One thing that is weird in politics is how things get done for reasons other then their purpose. For instance, ACA established medical loss ratios. These things are retarded, but I try to remind myself they don't exist because they are smart. They exist to prove to the public that the reason health costs are going up isn't "greedy" insurance companies making a big profit. Thus, when ACA is reformed (I give it less then 10 years) you have more of a platform for shifting the blame to doctors and going after them.
Anon,
I am aware of the political difficulties, though less than you it seems.

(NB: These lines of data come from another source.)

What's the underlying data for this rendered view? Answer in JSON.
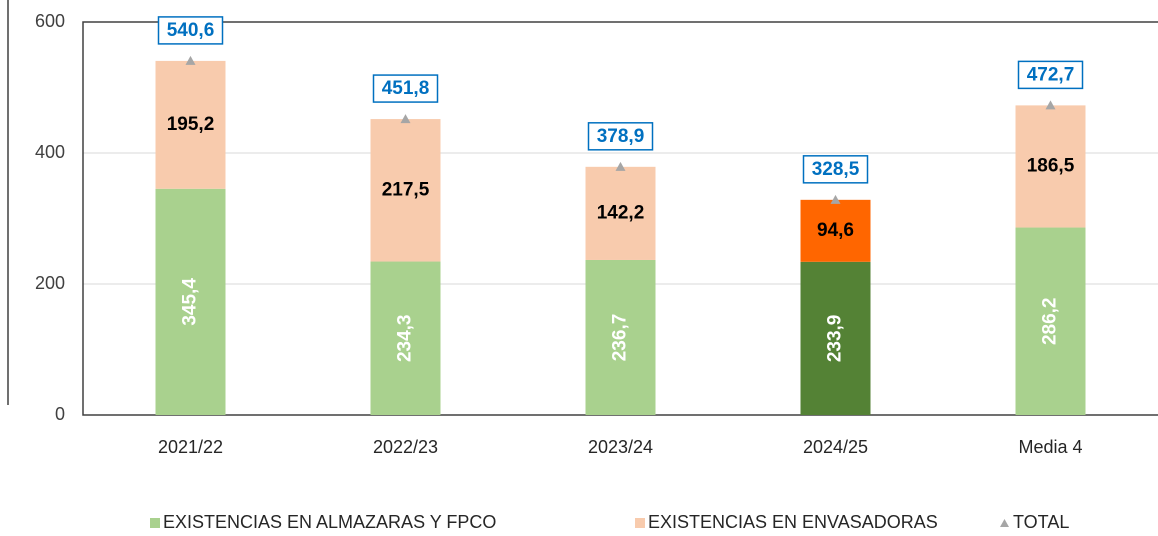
{
  "chart_data": {
    "type": "stacked_bar",
    "categories": [
      "2021/22",
      "2022/23",
      "2023/24",
      "2024/25",
      "Media 4"
    ],
    "series": [
      {
        "name": "EXISTENCIAS EN ALMAZARAS Y FPCO",
        "color": "#a9d18e",
        "colors": [
          "#a9d18e",
          "#a9d18e",
          "#a9d18e",
          "#548235",
          "#a9d18e"
        ],
        "values": [
          345.4,
          234.3,
          236.7,
          233.9,
          286.2
        ],
        "value_labels": [
          "345,4",
          "234,3",
          "236,7",
          "233,9",
          "286,2"
        ]
      },
      {
        "name": "EXISTENCIAS EN ENVASADORAS",
        "color": "#f8cbad",
        "colors": [
          "#f8cbad",
          "#f8cbad",
          "#f8cbad",
          "#ff6600",
          "#f8cbad"
        ],
        "values": [
          195.2,
          217.5,
          142.2,
          94.6,
          186.5
        ],
        "value_labels": [
          "195,2",
          "217,5",
          "142,2",
          "94,6",
          "186,5"
        ]
      },
      {
        "name": "TOTAL",
        "color": "#a6a6a6",
        "marker": "triangle",
        "values": [
          540.6,
          451.8,
          378.9,
          328.5,
          472.7
        ],
        "value_labels": [
          "540,6",
          "451,8",
          "378,9",
          "328,5",
          "472,7"
        ]
      }
    ],
    "ylim": [
      0,
      600
    ],
    "yticks": [
      0,
      200,
      400,
      600
    ],
    "grid": true,
    "legend": "bottom"
  }
}
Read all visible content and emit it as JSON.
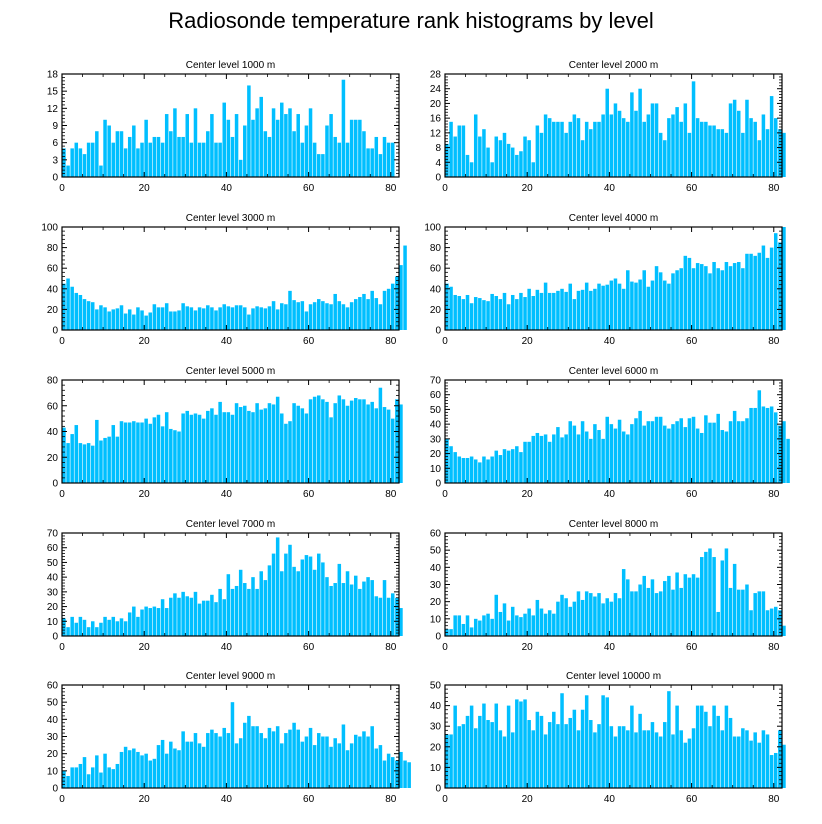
{
  "title": "Radiosonde temperature rank histograms by level",
  "bar_color": "#00BFFF",
  "chart_data": [
    {
      "type": "bar",
      "title": "Center level 1000 m",
      "xlabel": "",
      "ylabel": "",
      "xlim": [
        0,
        82
      ],
      "ylim": [
        0,
        18
      ],
      "xticks": [
        0,
        20,
        40,
        60,
        80
      ],
      "yticks": [
        0,
        3,
        6,
        9,
        12,
        15,
        18
      ],
      "values": [
        5,
        2,
        5,
        6,
        5,
        4,
        6,
        6,
        8,
        2,
        10,
        9,
        6,
        8,
        8,
        5,
        7,
        9,
        5,
        6,
        10,
        6,
        7,
        7,
        6,
        11,
        8,
        12,
        7,
        7,
        11,
        6,
        12,
        6,
        6,
        8,
        11,
        6,
        6,
        13,
        10,
        7,
        11,
        3,
        9,
        16,
        10,
        12,
        14,
        8,
        7,
        12,
        10,
        13,
        11,
        12,
        8,
        11,
        6,
        9,
        12,
        6,
        4,
        4,
        9,
        11,
        7,
        6,
        17,
        6,
        10,
        10,
        10,
        8,
        5,
        5,
        7,
        4,
        7,
        6,
        6
      ]
    },
    {
      "type": "bar",
      "title": "Center level 2000 m",
      "xlabel": "",
      "ylabel": "",
      "xlim": [
        0,
        82
      ],
      "ylim": [
        0,
        28
      ],
      "xticks": [
        0,
        20,
        40,
        60,
        80
      ],
      "yticks": [
        0,
        4,
        8,
        12,
        16,
        20,
        24,
        28
      ],
      "values": [
        9,
        15,
        11,
        14,
        14,
        6,
        4,
        17,
        11,
        13,
        8,
        4,
        11,
        10,
        12,
        9,
        8,
        6,
        7,
        11,
        10,
        4,
        14,
        12,
        17,
        16,
        15,
        15,
        15,
        12,
        15,
        17,
        16,
        10,
        15,
        13,
        15,
        15,
        17,
        24,
        17,
        20,
        18,
        16,
        15,
        23,
        18,
        24,
        15,
        17,
        20,
        20,
        12,
        10,
        16,
        17,
        19,
        15,
        20,
        12,
        26,
        16,
        15,
        15,
        14,
        14,
        13,
        13,
        12,
        20,
        21,
        18,
        12,
        21,
        16,
        15,
        10,
        17,
        13,
        22,
        16,
        13,
        12
      ]
    },
    {
      "type": "bar",
      "title": "Center level 3000 m",
      "xlabel": "",
      "ylabel": "",
      "xlim": [
        0,
        82
      ],
      "ylim": [
        0,
        100
      ],
      "xticks": [
        0,
        20,
        40,
        60,
        80
      ],
      "yticks": [
        0,
        20,
        40,
        60,
        80,
        100
      ],
      "values": [
        45,
        50,
        42,
        36,
        34,
        30,
        28,
        27,
        20,
        24,
        22,
        18,
        20,
        21,
        24,
        16,
        20,
        15,
        22,
        19,
        14,
        17,
        25,
        22,
        22,
        26,
        18,
        18,
        19,
        26,
        23,
        22,
        19,
        22,
        21,
        24,
        22,
        19,
        22,
        25,
        23,
        22,
        24,
        24,
        22,
        15,
        21,
        23,
        22,
        21,
        23,
        28,
        20,
        26,
        25,
        38,
        29,
        27,
        28,
        18,
        25,
        27,
        30,
        28,
        26,
        25,
        35,
        28,
        25,
        22,
        27,
        30,
        32,
        35,
        30,
        38,
        31,
        25,
        38,
        40,
        45,
        52,
        63,
        82
      ]
    },
    {
      "type": "bar",
      "title": "Center level 4000 m",
      "xlabel": "",
      "ylabel": "",
      "xlim": [
        0,
        82
      ],
      "ylim": [
        0,
        100
      ],
      "xticks": [
        0,
        20,
        40,
        60,
        80
      ],
      "yticks": [
        0,
        20,
        40,
        60,
        80,
        100
      ],
      "values": [
        45,
        42,
        34,
        33,
        30,
        34,
        26,
        32,
        31,
        29,
        28,
        35,
        33,
        30,
        36,
        25,
        34,
        30,
        36,
        32,
        40,
        33,
        39,
        36,
        46,
        36,
        36,
        38,
        40,
        37,
        45,
        30,
        38,
        39,
        46,
        38,
        40,
        45,
        43,
        44,
        48,
        50,
        45,
        40,
        58,
        47,
        46,
        49,
        58,
        42,
        48,
        62,
        56,
        48,
        45,
        55,
        58,
        60,
        72,
        70,
        60,
        65,
        64,
        62,
        55,
        66,
        60,
        58,
        66,
        62,
        65,
        66,
        60,
        74,
        74,
        72,
        75,
        82,
        70,
        80,
        94,
        85,
        100
      ]
    },
    {
      "type": "bar",
      "title": "Center level 5000 m",
      "xlabel": "",
      "ylabel": "",
      "xlim": [
        0,
        82
      ],
      "ylim": [
        0,
        80
      ],
      "xticks": [
        0,
        20,
        40,
        60,
        80
      ],
      "yticks": [
        0,
        20,
        40,
        60,
        80
      ],
      "values": [
        43,
        31,
        38,
        45,
        31,
        30,
        31,
        29,
        49,
        33,
        35,
        36,
        45,
        36,
        48,
        47,
        47,
        48,
        47,
        47,
        50,
        46,
        51,
        53,
        44,
        55,
        42,
        41,
        40,
        54,
        56,
        53,
        54,
        53,
        50,
        56,
        58,
        53,
        63,
        55,
        55,
        53,
        62,
        59,
        60,
        56,
        55,
        62,
        57,
        58,
        62,
        61,
        67,
        54,
        46,
        48,
        62,
        60,
        58,
        54,
        65,
        67,
        68,
        65,
        63,
        51,
        62,
        68,
        65,
        60,
        64,
        66,
        65,
        65,
        61,
        63,
        58,
        74,
        59,
        57,
        50,
        65,
        61
      ]
    },
    {
      "type": "bar",
      "title": "Center level 6000 m",
      "xlabel": "",
      "ylabel": "",
      "xlim": [
        0,
        82
      ],
      "ylim": [
        0,
        70
      ],
      "xticks": [
        0,
        20,
        40,
        60,
        80
      ],
      "yticks": [
        0,
        10,
        20,
        30,
        40,
        50,
        60,
        70
      ],
      "values": [
        30,
        25,
        21,
        18,
        17,
        17,
        18,
        16,
        14,
        18,
        16,
        18,
        22,
        19,
        23,
        22,
        23,
        25,
        21,
        28,
        28,
        32,
        34,
        32,
        33,
        28,
        33,
        38,
        31,
        33,
        42,
        39,
        33,
        42,
        35,
        30,
        40,
        36,
        30,
        45,
        40,
        37,
        43,
        35,
        33,
        40,
        44,
        49,
        39,
        42,
        42,
        45,
        45,
        39,
        37,
        40,
        42,
        44,
        38,
        44,
        45,
        37,
        34,
        46,
        41,
        41,
        47,
        36,
        35,
        42,
        49,
        42,
        42,
        44,
        51,
        51,
        63,
        52,
        51,
        52,
        48,
        39,
        42,
        30
      ]
    },
    {
      "type": "bar",
      "title": "Center level 7000 m",
      "xlabel": "",
      "ylabel": "",
      "xlim": [
        0,
        82
      ],
      "ylim": [
        0,
        70
      ],
      "xticks": [
        0,
        20,
        40,
        60,
        80
      ],
      "yticks": [
        0,
        10,
        20,
        30,
        40,
        50,
        60,
        70
      ],
      "values": [
        12,
        6,
        13,
        9,
        13,
        11,
        6,
        10,
        6,
        9,
        13,
        11,
        13,
        10,
        12,
        10,
        16,
        20,
        13,
        18,
        20,
        19,
        20,
        19,
        25,
        19,
        26,
        29,
        26,
        30,
        27,
        26,
        30,
        22,
        24,
        24,
        28,
        23,
        32,
        25,
        42,
        32,
        34,
        45,
        36,
        32,
        40,
        32,
        44,
        38,
        48,
        56,
        67,
        44,
        56,
        62,
        47,
        44,
        52,
        55,
        54,
        45,
        56,
        50,
        40,
        34,
        36,
        49,
        36,
        44,
        35,
        41,
        32,
        37,
        40,
        38,
        27,
        26,
        38,
        26,
        29,
        26,
        19
      ]
    },
    {
      "type": "bar",
      "title": "Center level 8000 m",
      "xlabel": "",
      "ylabel": "",
      "xlim": [
        0,
        82
      ],
      "ylim": [
        0,
        60
      ],
      "xticks": [
        0,
        20,
        40,
        60,
        80
      ],
      "yticks": [
        0,
        10,
        20,
        30,
        40,
        50,
        60
      ],
      "values": [
        4,
        4,
        12,
        12,
        7,
        12,
        5,
        10,
        9,
        12,
        13,
        10,
        24,
        14,
        19,
        9,
        17,
        12,
        11,
        13,
        16,
        12,
        21,
        16,
        13,
        15,
        13,
        20,
        24,
        22,
        17,
        20,
        26,
        21,
        26,
        25,
        23,
        25,
        19,
        22,
        20,
        25,
        22,
        39,
        33,
        26,
        26,
        30,
        35,
        28,
        33,
        25,
        26,
        32,
        35,
        27,
        37,
        28,
        36,
        34,
        36,
        34,
        46,
        49,
        51,
        46,
        14,
        44,
        51,
        28,
        42,
        27,
        27,
        30,
        15,
        25,
        26,
        26,
        15,
        16,
        17,
        15,
        6
      ]
    },
    {
      "type": "bar",
      "title": "Center level 9000 m",
      "xlabel": "",
      "ylabel": "",
      "xlim": [
        0,
        82
      ],
      "ylim": [
        0,
        60
      ],
      "xticks": [
        0,
        20,
        40,
        60,
        80
      ],
      "yticks": [
        0,
        10,
        20,
        30,
        40,
        50,
        60
      ],
      "values": [
        10,
        7,
        12,
        12,
        14,
        18,
        8,
        12,
        19,
        9,
        20,
        12,
        11,
        14,
        21,
        24,
        22,
        23,
        21,
        19,
        20,
        16,
        17,
        25,
        28,
        20,
        27,
        23,
        22,
        33,
        27,
        27,
        32,
        26,
        24,
        32,
        34,
        32,
        30,
        35,
        32,
        50,
        26,
        29,
        38,
        42,
        36,
        36,
        32,
        29,
        35,
        33,
        36,
        26,
        32,
        34,
        38,
        34,
        27,
        30,
        35,
        25,
        32,
        30,
        30,
        24,
        29,
        26,
        37,
        22,
        26,
        31,
        30,
        33,
        30,
        36,
        23,
        25,
        16,
        20,
        18,
        16,
        21,
        16,
        15
      ]
    },
    {
      "type": "bar",
      "title": "Center level 10000 m",
      "xlabel": "",
      "ylabel": "",
      "xlim": [
        0,
        82
      ],
      "ylim": [
        0,
        50
      ],
      "xticks": [
        0,
        20,
        40,
        60,
        80
      ],
      "yticks": [
        0,
        10,
        20,
        30,
        40,
        50
      ],
      "values": [
        26,
        26,
        40,
        30,
        31,
        35,
        40,
        29,
        35,
        41,
        33,
        32,
        41,
        28,
        25,
        40,
        27,
        43,
        42,
        43,
        33,
        28,
        37,
        35,
        26,
        32,
        37,
        31,
        46,
        31,
        34,
        38,
        28,
        38,
        45,
        33,
        27,
        31,
        45,
        44,
        30,
        25,
        30,
        30,
        28,
        40,
        27,
        36,
        28,
        28,
        32,
        27,
        25,
        32,
        47,
        26,
        40,
        28,
        22,
        24,
        29,
        40,
        40,
        37,
        30,
        40,
        35,
        28,
        40,
        34,
        25,
        25,
        29,
        28,
        23,
        27,
        22,
        28,
        26,
        16,
        17,
        28,
        21
      ]
    }
  ]
}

If I were plotting a course of attack for sane healthcare policy, I'd hit the insurance companies first... but instead of hitting the companies the way the Dems do, I'd hit the companies as selling a product that's bad. But I've also been working in health insurance a lot in the last few years.
The US system has 2 problems:
1. Monopoly profits from docs and drug companies
2. First dollar insurance.
Either problem, addressed, reaps huge value.
What are current odds on ACA being upheld?
People like first dollar insurance coverage. They wish everyone had it and it was free. That is the default result in a democracy. Single payer is simply the most efficient way to do it. If you believe first dollar coverage is a political inevitability, you have no choice but to choose the most efficient form of it.
All of the non-first dollar coverage countries are either:
1) Not democracies in some key way
2) Severally regulate the prices of health services.
Singapore for instance does both #1 and #2, and thus can avoid first dollar insurance because people don't need it.
People will slam down on the prices drug companies can charge, but they aren't getting rid of the FDA. So just less drugs will get made.
Doctors is a total non starter. Doctor wages will be curtailed by decree in a government price control regime once healthcare becomes too big as a % of GDP. The AMA will never ever be attacked, period.
50/50 on upheld vs upheld with mandate struck down. Low odds on total striking it down, IMO.
Upheld with mandate struck down is the worst outcome, but they will plow ahead with it if its all they got.